La Fédération Internationale de Football (FIFA) a infligé, vendredi 21 août 2026, de lourdes sanctions à plusieurs joueurs et membres du staff de l’Argentine après les incidents survenus au coup de sifflet final de la finale du Mondial 2026, perdue face à l’Espagne (1-0 après prolongation). Leandro Paredes écope de 10 matches de suspension et d’une amende de 90 000 dollars, soit un peu plus de 50 millions de FCFA, tandis que Nahuel Molina est suspendu pour 7 rencontres et condamné à la même amende.
Paredes est le joueur le plus sévèrement sanctionné. Le milieu argentin avait été impliqué dans une altercation avec plusieurs joueurs espagnols, notamment Gavi, après la rencontre disputée le 19 juillet au MetLife Stadium, dans le New Jersey. Molina, également impliqué dans les échauffourées, devra de son côté purger sept matches de suspension.
Thiago Almada et l’Espagnol Gavi sont sanctionnés d’un match de suspension et d’une amende de 30 000 dollars chacun, soit 17 millions de FCFA. Roberto Ayala, membre de l’encadrement de l’Albiceleste, écope pour sa part de trois matches de suspension et d’une amende de 30 000 dollars.
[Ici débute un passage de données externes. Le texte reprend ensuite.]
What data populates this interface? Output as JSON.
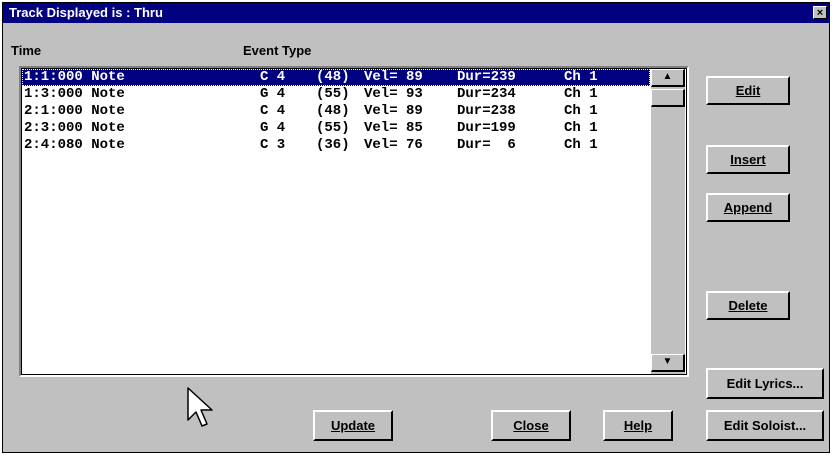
{
  "window": {
    "title": "Track Displayed is : Thru",
    "close_glyph": "×"
  },
  "columns": {
    "time": "Time",
    "event_type": "Event Type"
  },
  "events": [
    {
      "time": "1:1:000 Note",
      "note": "C 4",
      "num": "(48)",
      "vel": "Vel= 89",
      "dur": "Dur=239",
      "ch": "Ch 1",
      "selected": true
    },
    {
      "time": "1:3:000 Note",
      "note": "G 4",
      "num": "(55)",
      "vel": "Vel= 93",
      "dur": "Dur=234",
      "ch": "Ch 1",
      "selected": false
    },
    {
      "time": "2:1:000 Note",
      "note": "C 4",
      "num": "(48)",
      "vel": "Vel= 89",
      "dur": "Dur=238",
      "ch": "Ch 1",
      "selected": false
    },
    {
      "time": "2:3:000 Note",
      "note": "G 4",
      "num": "(55)",
      "vel": "Vel= 85",
      "dur": "Dur=199",
      "ch": "Ch 1",
      "selected": false
    },
    {
      "time": "2:4:080 Note",
      "note": "C 3",
      "num": "(36)",
      "vel": "Vel= 76",
      "dur": "Dur=  6",
      "ch": "Ch 1",
      "selected": false
    }
  ],
  "buttons": {
    "edit": "Edit",
    "insert": "Insert",
    "append": "Append",
    "delete": "Delete",
    "edit_lyrics": "Edit Lyrics...",
    "edit_soloist": "Edit Soloist...",
    "update": "Update",
    "close": "Close",
    "help": "Help"
  },
  "icons": {
    "scroll_up": "arrow-up-icon",
    "scroll_down": "arrow-down-icon",
    "pointer": "mouse-pointer-icon"
  },
  "colors": {
    "title_bg": "#000080",
    "face": "#c0c0c0",
    "selection": "#000080"
  }
}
La Fédération argentine de football (AFA) est également lourdement sanctionnée. Elle devra payer une amende de 321 000 dollars (environ 180 millions de FCFA) et disputer ses deux prochains matches à domicile avec une capacité limitée à 50 %, l’une de ces restrictions étant assortie d’un sursis. Une partie de l’amende, à hauteur de 100 000 dollars soit 56 millions FCFA, doit notamment être consacrée à un programme de lutte contre les discriminations.
Ces sanctions font suite à plusieurs infractions relevées par la FIFA durant la compétition, notamment des comportements discriminatoires, des problèmes liés à l’ordre et à la sécurité ainsi que l’utilisation d’un événement sportif à des fins de démonstration politique. Après la victoire de l’Argentine contre l’Angleterre en demi-finale, des joueurs avaient notamment déployé une banderole affirmant que « les Malouines sont argentines », en référence au conflit de souveraineté entre Buenos Aires et Londres.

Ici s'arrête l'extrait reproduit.